A quella, poi, e alla relativa ammonizione è seguita la "grazia" del presidente della FIGC, Gabriele Gravina, che ha annullato la sanzione e la squalifica, in vista della partita di ritorno, poi vinta dall'Inter.
Ma c'è di più: diversi giocatori, da quel momento in poi, hanno iniziato a emulare l'esultanza dell'attaccante belga. Tra questi Christian Kouamé e Assan Ceesay.
Il giocatore del Lecce, circa dieci giorni dopo il Derby d'Italia, aveva già riproposto il gesto allo stadio Via del Mare, in occasione del momentaneo vantaggio siglato alla Sampdoria.

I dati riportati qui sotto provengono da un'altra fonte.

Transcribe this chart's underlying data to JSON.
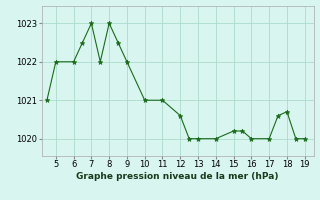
{
  "x_vals": [
    4.5,
    5,
    6,
    6.5,
    7,
    7.5,
    8,
    8.5,
    9,
    10,
    11,
    12,
    12.5,
    13,
    14,
    15,
    15.5,
    16,
    17,
    17.5,
    18,
    18.5,
    19
  ],
  "y_vals": [
    1021,
    1022,
    1022,
    1022.5,
    1023,
    1022,
    1023,
    1022.5,
    1022,
    1021,
    1021,
    1020.6,
    1020,
    1020,
    1020,
    1020.2,
    1020.2,
    1020,
    1020,
    1020.6,
    1020.7,
    1020,
    1020
  ],
  "line_color": "#1a6b1a",
  "bg_color": "#d8f5f0",
  "grid_color": "#aaddcc",
  "xlabel": "Graphe pression niveau de la mer (hPa)",
  "xlim": [
    4.2,
    19.5
  ],
  "ylim": [
    1019.55,
    1023.45
  ],
  "yticks": [
    1020,
    1021,
    1022,
    1023
  ],
  "xticks": [
    5,
    6,
    7,
    8,
    9,
    10,
    11,
    12,
    13,
    14,
    15,
    16,
    17,
    18,
    19
  ],
  "label_fontsize": 6.5,
  "tick_fontsize": 6
}
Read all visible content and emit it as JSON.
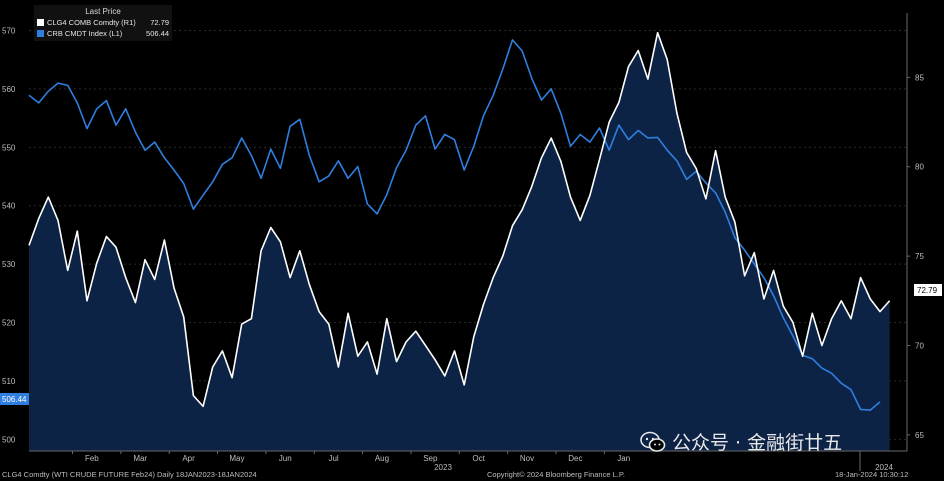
{
  "chart_data": {
    "type": "line",
    "title": "Last Price",
    "series": [
      {
        "name": "CLG4 COMB Comdty",
        "axis": "R1",
        "last_value": "72.79",
        "color": "#ffffff",
        "style": "line-with-fill"
      },
      {
        "name": "CRB CMDT Index",
        "axis": "L1",
        "last_value": "506.44",
        "color": "#2f7fe0",
        "style": "line"
      }
    ],
    "left_axis": {
      "ylim": [
        498,
        573
      ],
      "ticks": [
        "500",
        "510",
        "520",
        "530",
        "540",
        "550",
        "560",
        "570"
      ]
    },
    "right_axis": {
      "ylim": [
        64.1,
        88.6
      ],
      "ticks": [
        "65",
        "70",
        "75",
        "80",
        "85"
      ]
    },
    "x_axis": {
      "labels": [
        "Feb",
        "Mar",
        "Apr",
        "May",
        "Jun",
        "Jul",
        "Aug",
        "Sep",
        "Oct",
        "Nov",
        "Dec",
        "Jan"
      ],
      "year_labels": [
        "2023",
        "2024"
      ]
    },
    "wti_points": [
      [
        0,
        75.6
      ],
      [
        0.2,
        77.1
      ],
      [
        0.4,
        78.3
      ],
      [
        0.6,
        77.0
      ],
      [
        0.8,
        74.2
      ],
      [
        1.0,
        76.4
      ],
      [
        1.2,
        72.5
      ],
      [
        1.4,
        74.6
      ],
      [
        1.6,
        76.1
      ],
      [
        1.8,
        75.5
      ],
      [
        2.0,
        73.8
      ],
      [
        2.2,
        72.4
      ],
      [
        2.4,
        74.8
      ],
      [
        2.6,
        73.7
      ],
      [
        2.8,
        75.9
      ],
      [
        3.0,
        73.2
      ],
      [
        3.2,
        71.6
      ],
      [
        3.4,
        67.2
      ],
      [
        3.6,
        66.6
      ],
      [
        3.8,
        68.8
      ],
      [
        4.0,
        69.7
      ],
      [
        4.2,
        68.2
      ],
      [
        4.4,
        71.2
      ],
      [
        4.6,
        71.5
      ],
      [
        4.8,
        75.3
      ],
      [
        5.0,
        76.6
      ],
      [
        5.2,
        75.8
      ],
      [
        5.4,
        73.8
      ],
      [
        5.6,
        75.3
      ],
      [
        5.8,
        73.4
      ],
      [
        6.0,
        71.9
      ],
      [
        6.2,
        71.2
      ],
      [
        6.4,
        68.8
      ],
      [
        6.6,
        71.8
      ],
      [
        6.8,
        69.4
      ],
      [
        7.0,
        70.2
      ],
      [
        7.2,
        68.4
      ],
      [
        7.4,
        71.5
      ],
      [
        7.6,
        69.1
      ],
      [
        7.8,
        70.2
      ],
      [
        8.0,
        70.8
      ],
      [
        8.2,
        70.0
      ],
      [
        8.4,
        69.2
      ],
      [
        8.6,
        68.3
      ],
      [
        8.8,
        69.7
      ],
      [
        9.0,
        67.8
      ],
      [
        9.2,
        70.5
      ],
      [
        9.4,
        72.3
      ],
      [
        9.6,
        73.8
      ],
      [
        9.8,
        75.0
      ],
      [
        10.0,
        76.7
      ],
      [
        10.2,
        77.6
      ],
      [
        10.4,
        78.9
      ],
      [
        10.6,
        80.5
      ],
      [
        10.8,
        81.6
      ],
      [
        11.0,
        80.3
      ],
      [
        11.2,
        78.3
      ],
      [
        11.4,
        77.0
      ],
      [
        11.6,
        78.4
      ],
      [
        11.8,
        80.4
      ],
      [
        12.0,
        82.5
      ],
      [
        12.2,
        83.6
      ],
      [
        12.4,
        85.6
      ],
      [
        12.6,
        86.5
      ],
      [
        12.8,
        84.9
      ],
      [
        13.0,
        87.5
      ],
      [
        13.2,
        86.0
      ],
      [
        13.4,
        83.0
      ],
      [
        13.6,
        80.8
      ],
      [
        13.8,
        79.9
      ],
      [
        14.0,
        78.2
      ],
      [
        14.2,
        80.9
      ],
      [
        14.4,
        78.3
      ],
      [
        14.6,
        76.9
      ],
      [
        14.8,
        73.9
      ],
      [
        15.0,
        75.2
      ],
      [
        15.2,
        72.6
      ],
      [
        15.4,
        74.2
      ],
      [
        15.6,
        72.2
      ],
      [
        15.8,
        71.3
      ],
      [
        16.0,
        69.4
      ],
      [
        16.2,
        71.8
      ],
      [
        16.4,
        70.0
      ],
      [
        16.6,
        71.5
      ],
      [
        16.8,
        72.5
      ],
      [
        17.0,
        71.5
      ],
      [
        17.2,
        73.8
      ],
      [
        17.4,
        72.6
      ],
      [
        17.6,
        71.9
      ],
      [
        17.8,
        72.5
      ]
    ],
    "crb_points": [
      [
        0,
        558.9
      ],
      [
        0.2,
        557.6
      ],
      [
        0.4,
        559.6
      ],
      [
        0.6,
        561.0
      ],
      [
        0.8,
        560.6
      ],
      [
        1.0,
        557.6
      ],
      [
        1.2,
        553.2
      ],
      [
        1.4,
        556.6
      ],
      [
        1.6,
        558.0
      ],
      [
        1.8,
        553.8
      ],
      [
        2.0,
        556.6
      ],
      [
        2.2,
        552.6
      ],
      [
        2.4,
        549.5
      ],
      [
        2.6,
        550.9
      ],
      [
        2.8,
        548.2
      ],
      [
        3.0,
        546.1
      ],
      [
        3.2,
        543.8
      ],
      [
        3.4,
        539.4
      ],
      [
        3.6,
        541.8
      ],
      [
        3.8,
        544.1
      ],
      [
        4.0,
        547.1
      ],
      [
        4.2,
        548.2
      ],
      [
        4.4,
        551.6
      ],
      [
        4.6,
        548.6
      ],
      [
        4.8,
        544.7
      ],
      [
        5.0,
        549.7
      ],
      [
        5.2,
        546.4
      ],
      [
        5.4,
        553.6
      ],
      [
        5.6,
        554.8
      ],
      [
        5.8,
        548.6
      ],
      [
        6.0,
        544.1
      ],
      [
        6.2,
        545.1
      ],
      [
        6.4,
        547.7
      ],
      [
        6.6,
        544.7
      ],
      [
        6.8,
        546.7
      ],
      [
        7.0,
        540.3
      ],
      [
        7.2,
        538.6
      ],
      [
        7.4,
        541.9
      ],
      [
        7.6,
        546.5
      ],
      [
        7.8,
        549.5
      ],
      [
        8.0,
        553.8
      ],
      [
        8.2,
        555.4
      ],
      [
        8.4,
        549.7
      ],
      [
        8.6,
        552.2
      ],
      [
        8.8,
        551.3
      ],
      [
        9.0,
        546.1
      ],
      [
        9.2,
        550.2
      ],
      [
        9.4,
        555.4
      ],
      [
        9.6,
        558.9
      ],
      [
        9.8,
        563.4
      ],
      [
        10.0,
        568.4
      ],
      [
        10.2,
        566.5
      ],
      [
        10.4,
        561.8
      ],
      [
        10.6,
        558.1
      ],
      [
        10.8,
        560.0
      ],
      [
        11.0,
        555.8
      ],
      [
        11.2,
        550.2
      ],
      [
        11.4,
        552.2
      ],
      [
        11.6,
        550.9
      ],
      [
        11.8,
        553.3
      ],
      [
        12.0,
        549.5
      ],
      [
        12.2,
        553.8
      ],
      [
        12.4,
        551.3
      ],
      [
        12.6,
        552.9
      ],
      [
        12.8,
        551.6
      ],
      [
        13.0,
        551.7
      ],
      [
        13.2,
        549.5
      ],
      [
        13.4,
        547.7
      ],
      [
        13.6,
        544.5
      ],
      [
        13.8,
        545.9
      ],
      [
        14.0,
        543.9
      ],
      [
        14.2,
        542.2
      ],
      [
        14.4,
        538.9
      ],
      [
        14.6,
        534.5
      ],
      [
        14.8,
        532.4
      ],
      [
        15.0,
        530.0
      ],
      [
        15.2,
        527.7
      ],
      [
        15.4,
        524.6
      ],
      [
        15.6,
        520.8
      ],
      [
        15.8,
        517.7
      ],
      [
        16.0,
        514.4
      ],
      [
        16.2,
        513.8
      ],
      [
        16.4,
        512.2
      ],
      [
        16.6,
        511.3
      ],
      [
        16.8,
        509.6
      ],
      [
        17.0,
        508.5
      ],
      [
        17.2,
        505.1
      ],
      [
        17.4,
        505.0
      ],
      [
        17.6,
        506.4
      ]
    ]
  },
  "legend": {
    "header": "Last Price",
    "row1_name": "CLG4 COMB Comdty  (R1)",
    "row1_value": "72.79",
    "row2_name": "CRB CMDT Index  (L1)",
    "row2_value": "506.44"
  },
  "badges": {
    "left_value": "506.44",
    "right_value": "72.79"
  },
  "footer": {
    "left": "CLG4 Comdty (WTI CRUDE FUTURE  Feb24)  Daily 18JAN2023-18JAN2024",
    "center": "Copyright© 2024 Bloomberg Finance L.P.",
    "right": "18-Jan-2024  10:30:12"
  },
  "watermark": {
    "text": "公众号 · 金融街廿五"
  },
  "colors": {
    "wti_line": "#ffffff",
    "wti_fill": "#0c2346",
    "crb_line": "#2f7fe0",
    "badge_white": "#ffffff",
    "badge_blue": "#2f7fe0"
  }
}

Ecco, lo ha rifatto: i salentini, impegnati all'Allianz Stadium contro la Juventus, dopo il goal di Leonardo Paredes hanno portato il parziale sull'1-1 (prima del 2-1 di Dusan Vlahovic) con un rigore trasformato proprio da Ceesay.
Che, nello stesso stadio di Juve-Inter, ha esultato proprio come Lukaku: con un dito rivolto all'orecchio e l'altro sulle labbra. Sotto lo stesso settore dei tifosi bianconeri che hanno bersagliato il belga in Coppa Italia.